Summer of the Cooler and the Lambretta

Summer of 1977

Summer of the Cooler and the Lambretta

4 min read

Heat, Harrison, and Hotel thali

The euphoria of the election season faded quickly, as such excitements always do, and the academic calendar resumed its indifferent march. Revolutions could wait; examinations could not.

By the time summer settled over Nagpur in 1977, the city felt less like a place to live and more like something to endure. The sun did not merely shine but pressed down with a steady, exhausting force that softened the tar on the roads and turned the afternoon air into something you pushed aside with your hands. By noon the loo began to blow, hot and gritty, as though someone had opened the door of a furnace.

Most students escaped as soon as they could. Trunks were packed, bicycles loaded, tickets booked. They returned to homes where there were verandas, shade, and mothers who insisted on second helpings of food. Hostel No. 2 emptied within days. Footsteps grew rare. A closing door echoed down the corridor longer than it should have, like a sound reluctant to die.

I stayed back.

The final MBBS examinations were only weeks away, and I told myself that the silence would help me study. Without chatter, card games, or late-night gossip, the days would belong to the books.

Silence, I discovered, has its own weight.

To fight the heat, I bought a second-hand desert cooler from a scrap dealer near the bus stand. It was a dented metal contraption that rattled and coughed when switched on and demanded buckets of water every hour. It cooled nothing with conviction. Mostly it exhaled damp air that clung to the skin. By evening my room felt less like a hostel and more like a cave with a leaking roof.

At night I sprinkled water on the bedsheet and lay down carefully, hoping to borrow a few minutes of coolness before sleep slipped away. The days settled into a routine of reading, sweating, and turning pages. Harrison lay open beside Love and Bailey, their thick spines propped like small walls around me, while a thin line of sweat travelled slowly down my back and gathered at the edge of the chair.

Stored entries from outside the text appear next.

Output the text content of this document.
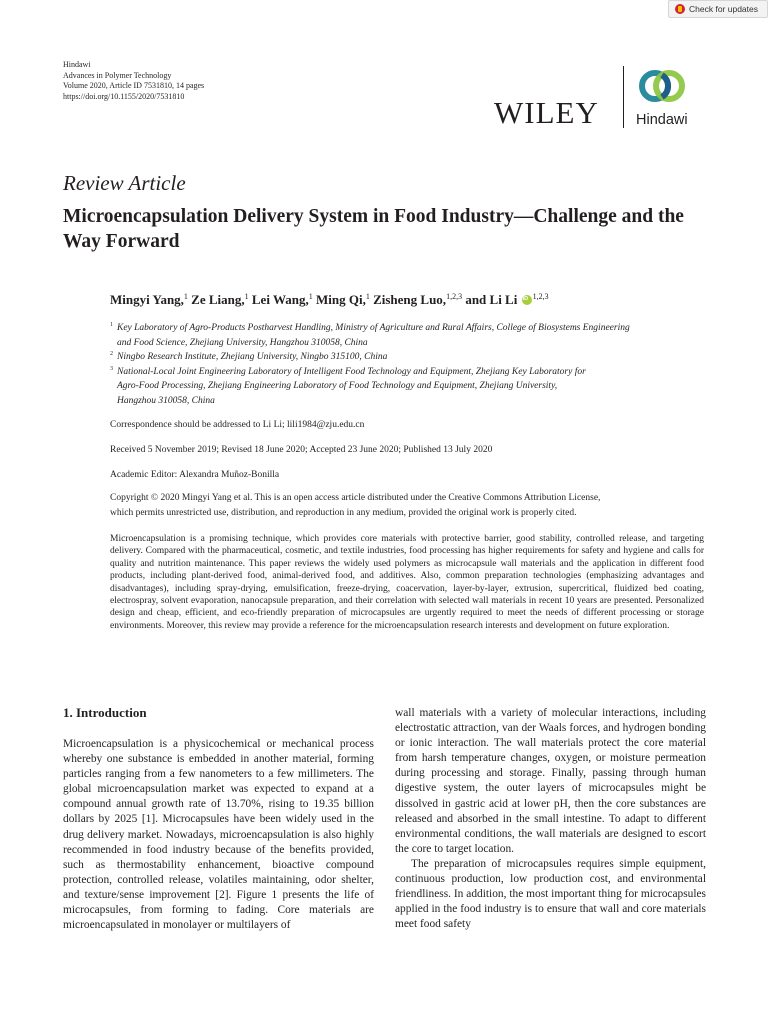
Check for updates
Hindawi
Advances in Polymer Technology
Volume 2020, Article ID 7531810, 14 pages
https://doi.org/10.1155/2020/7531810	WILEY	Hindawi
Review Article
Microencapsulation Delivery System in Food Industry—Challenge and the Way Forward
Mingyi Yang,$^1$ Ze Liang,$^1$ Lei Wang,$^1$ Ming Qi,$^1$ Zisheng Luo,$^{1,2,3}$ and Li Li iD $^{1,2,3}$
1 Key Laboratory of Agro-Products Postharvest Handling, Ministry of Agriculture and Rural Affairs, College of Biosystems Engineering
and Food Science, Zhejiang University, Hangzhou 310058, China
2 Ningbo Research Institute, Zhejiang University, Ningbo 315100, China
3 National-Local Joint Engineering Laboratory of Intelligent Food Technology and Equipment, Zhejiang Key Laboratory for
Agro-Food Processing, Zhejiang Engineering Laboratory of Food Technology and Equipment, Zhejiang University,
Hangzhou 310058, China
Correspondence should be addressed to Li Li; lili1984@zju.edu.cn
Received 5 November 2019; Revised 18 June 2020; Accepted 23 June 2020; Published 13 July 2020
Academic Editor: Alexandra Muñoz-Bonilla
Copyright © 2020 Mingyi Yang et al. This is an open access article distributed under the Creative Commons Attribution License,
which permits unrestricted use, distribution, and reproduction in any medium, provided the original work is properly cited.
Microencapsulation is a promising technique, which provides core materials with protective barrier, good stability, controlled release, and targeting delivery. Compared with the pharmaceutical, cosmetic, and textile industries, food processing has higher requirements for safety and hygiene and calls for quality and nutrition maintenance. This paper reviews the widely used polymers as microcapsule wall materials and the application in different food products, including plant-derived food, animal-derived food, and additives. Also, common preparation technologies (emphasizing advantages and disadvantages), including spray-drying, emulsification, freeze-drying, coacervation, layer-by-layer, extrusion, supercritical, fluidized bed coating, electrospray, solvent evaporation, nanocapsule preparation, and their correlation with selected wall materials in recent 10 years are presented. Personalized design and cheap, efficient, and eco-friendly preparation of microcapsules are urgently required to meet the needs of different processing or storage environments. Moreover, this review may provide a reference for the microencapsulation research interests and development on future exploration.
1. Introduction

Microencapsulation is a physicochemical or mechanical process whereby one substance is embedded in another material, forming particles ranging from a few nanometers to a few millimeters. The global microencapsulation market was expected to expand at a compound annual growth rate of 13.70%, rising to 19.35 billion dollars by 2025 [1]. Microcapsules have been widely used in the drug delivery market. Nowadays, microencapsulation is also highly recommended in food industry because of the benefits provided, such as thermostability enhancement, bioactive compound protection, controlled release, volatiles maintaining, odor shelter, and texture/sense improvement [2]. Figure 1 presents the life of microcapsules, from forming to fading. Core materials are microencapsulated in monolayer or multilayers of

wall materials with a variety of molecular interactions, including electrostatic attraction, van der Waals forces, and hydrogen bonding or ionic interaction. The wall materials protect the core material from harsh temperature changes, oxygen, or moisture permeation during processing and storage. Finally, passing through human digestive system, the outer layers of microcapsules might be dissolved in gastric acid at lower pH, then the core substances are released and absorbed in the small intestine. To adapt to different environmental conditions, the wall materials are designed to escort the core to target location.

The preparation of microcapsules requires simple equipment, continuous production, low production cost, and environmental friendliness. In addition, the most important thing for microcapsules applied in the food industry is to ensure that wall and core materials meet food safety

Just when the stillness began to feel oppressive, there was a knock on the door.

I opened it to find Omprakash Singhania standing outside with a small suitcase in one hand and that familiar half-smile on his face, the expression of someone who knows the situation is unpleasant but has decided to endure it anyway.

“You’re here too?” I asked.

He nodded. “Couldn’t study at home.”

That was explanation enough.

We were an unlikely pair. I came from a middle-class household in Wardha where money was counted carefully and nothing was wasted. Singhania belonged to a prosperous family and carried himself with an ease I envied. He owned a Lambretta scooter, which in those days was as good as a badge of privilege.

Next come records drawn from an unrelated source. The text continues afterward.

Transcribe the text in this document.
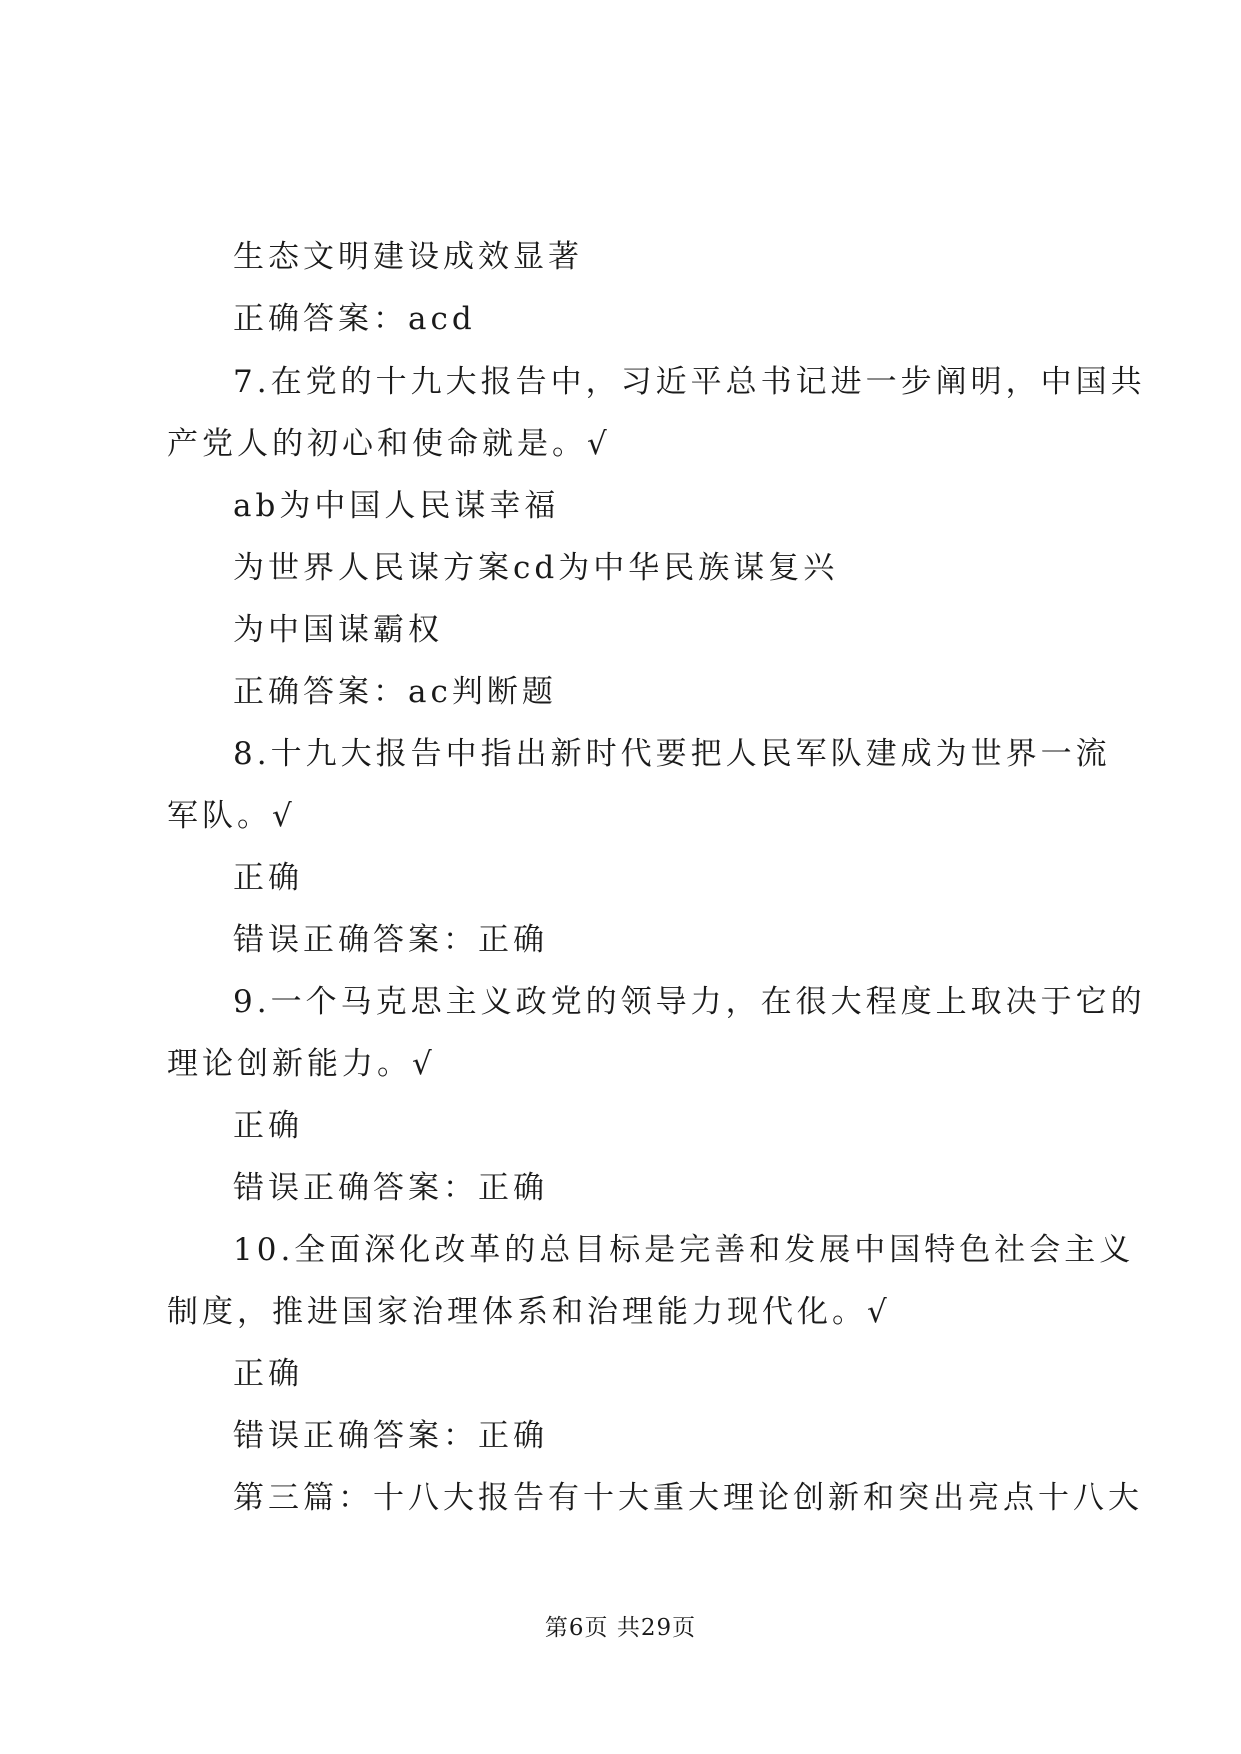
生态文明建设成效显著
正确答案：acd
7.在党的十九大报告中，习近平总书记进一步阐明，中国共
产党人的初心和使命就是。√
ab为中国人民谋幸福
为世界人民谋方案cd为中华民族谋复兴
为中国谋霸权
正确答案：ac判断题
8.十九大报告中指出新时代要把人民军队建成为世界一流
军队。√
正确
错误正确答案：正确
9.一个马克思主义政党的领导力，在很大程度上取决于它的
理论创新能力。√
正确
错误正确答案：正确
10.全面深化改革的总目标是完善和发展中国特色社会主义
制度，推进国家治理体系和治理能力现代化。√
正确
错误正确答案：正确
第三篇：十八大报告有十大重大理论创新和突出亮点十八大
第6页 共29页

But the final MBBS examination has a way of flattening such differences. Under that pressure, everyone looks the same—tired, anxious, hopeful.

We settled into a rhythm without discussing it. Through the day we studied in our separate rooms, emerging occasionally to test each other.

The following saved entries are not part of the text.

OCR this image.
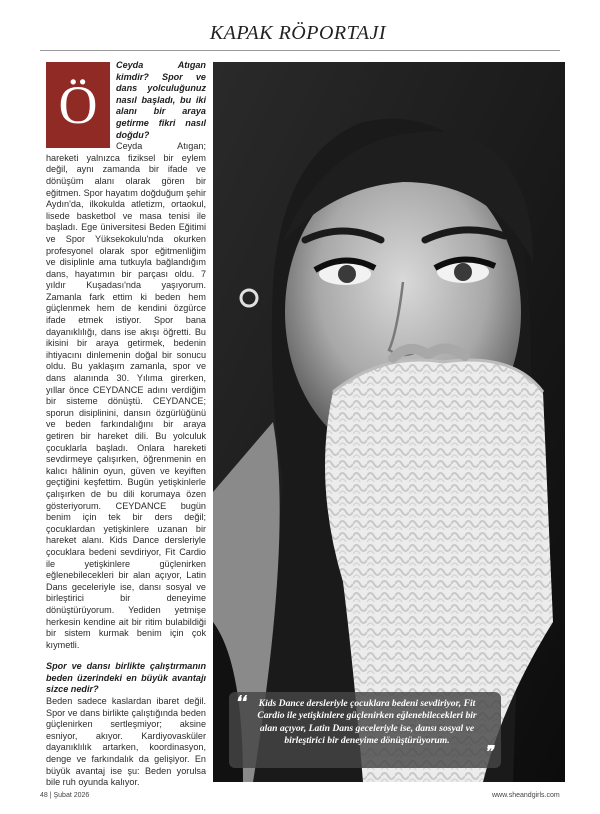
KAPAK RÖPORTAJI
Ö

Ceyda Atıgan kimdir? Spor ve dans yolculuğunuz nasıl başladı, bu iki alanı bir araya getirme fikri nasıl doğdu?

Ceyda Atıgan; hareketi yalnızca fiziksel bir eylem değil, aynı zamanda bir ifade ve dönüşüm alanı olarak gören bir eğitmen. Spor hayatım doğduğum şehir Aydın'da, ilkokulda atletizm, ortaokul, lisede basketbol ve masa tenisi ile başladı. Ege üniversitesi Beden Eğitimi ve Spor Yüksekokulu'nda okurken profesyonel olarak spor eğitmenliğim ve disiplinle ama tutkuyla bağlandığım dans, hayatımın bir parçası oldu. 7 yıldır Kuşadası'nda yaşıyorum. Zamanla fark ettim ki beden hem güçlenmek hem de kendini özgürce ifade etmek istiyor. Spor bana dayanıklılığı, dans ise akışı öğretti. Bu ikisini bir araya getirmek, bedenin ihtiyacını dinlemenin doğal bir sonucu oldu. Bu yaklaşım zamanla, spor ve dans alanında 30. Yılıma girerken, yıllar önce CEYDANCE adını verdiğim bir sisteme dönüştü. CEYDANCE; sporun disiplinini, dansın özgürlüğünü ve beden farkındalığını bir araya getiren bir hareket dili. Bu yolculuk çocuklarla başladı. Onlara hareketi sevdirmeye çalışırken, öğrenmenin en kalıcı hâlinin oyun, güven ve keyiften geçtiğini keşfettim. Bugün yetişkinlerle çalışırken de bu dili korumaya özen gösteriyorum. CEYDANCE bugün benim için tek bir ders değil; çocuklardan yetişkinlere uzanan bir hareket alanı. Kids Dance dersleriyle çocuklara bedeni sevdiriyor, Fit Cardio ile yetişkinlere güçlenirken eğlenebilecekleri bir alan açıyor, Latin Dans geceleriyle ise, dansı sosyal ve birleştirici bir deneyime dönüştürüyorum. Yediden yetmişe herkesin kendine ait bir ritim bulabildiği bir sistem kurmak benim için çok kıymetli.

Spor ve dansı birlikte çalıştırmanın beden üzerindeki en büyük avantajı sizce nedir?

Beden sadece kaslardan ibaret değil. Spor ve dans birlikte çalıştığında beden güçlenirken sertleşmiyor; aksine esniyor, akıyor. Kardiyovasküler dayanıklılık artarken, koordinasyon, denge ve farkındalık da gelişiyor. En büyük avantaj ise şu: Beden yorulsa bile ruh oyunda kalıyor.

❛❛	Kids Dance dersleriyle çocuklara bedeni sevdiriyor, Fit Cardio ile yetişkinlere güçlenirken eğlenebilecekleri bir alan açıyor, Latin Dans geceleriyle ise, dansı sosyal ve birleştirici bir deneyime dönüştürüyorum.

❞
48 | Şubat 2026	www.sheandgirls.com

“What are the signs of mitral stenosis?”
“How will you manage an acute abdomen?”
“Causes of fever with rash?”

The questions came quickly, like table tennis shots. Somewhere between asking and answering, the fear lost its sharp edges. Speaking things aloud made them manageable.

By early evening the heat softened slightly and the sky turned a dusty orange. That was our signal. Singhania wheeled out the Lambretta, kicked it alive with two firm strokes, and I climbed on behind him. As we rode out of the hostel gates, the wind hit our faces and for a few minutes the day’s fatigue dissolved into that simple, boyish pleasure of movement.

We usually headed to Sitabuldi, to a modest place called Alankar near Anand Talkies. It had metal chairs, scratched Formica tables, and a ceiling fan that squeaked in protest, but to us it felt like a small refuge. For two rupees and fifty paise we could order the special thali—dal, rice, two chapatis, a vegetable, and a little curd served in a steel katori.

The food was ordinary and always the same, yet after a day of heat and revision it tasted generous. We ate slowly and talked about everything except what frightened us most. Families, teachers, rumours from the wards, plans for the future. Sometimes we laughed at nothing in particular. Sometimes we simply sat without speaking, grateful for the company.

I tried to pay my share. He waved it away as if it were a trivial matter, and we settled accounts later in ways that neither of us kept track of. What mattered was not the arithmetic.

Looking back, what I remember most from that summer is not the cooler’s rattle or the weight of Harrison in my hands, but those evening rides through warm air and the quiet comfort of a friend who had chosen, like me, to stay back and face the same anxiety.

Examinations test knowledge, but they also test endurance. And endurance, I learned that summer, becomes easier when it is shared—when someone sits across the table, tears a chapati in half, and asks you one more question before the night begins.

Dr. S.P. kalantri Final MBBS marksheet
The Clinical Bridge: My Second MBBS Marksheet

That summer, between the heat, the textbooks, and those evening rides, I learnt a lesson that was not in any syllabus:

Success is rarely a solo journey.

Ambition is heavy. But it becomes bearable—sometimes even enjoyable—when a friend carries it with you, along with a thali.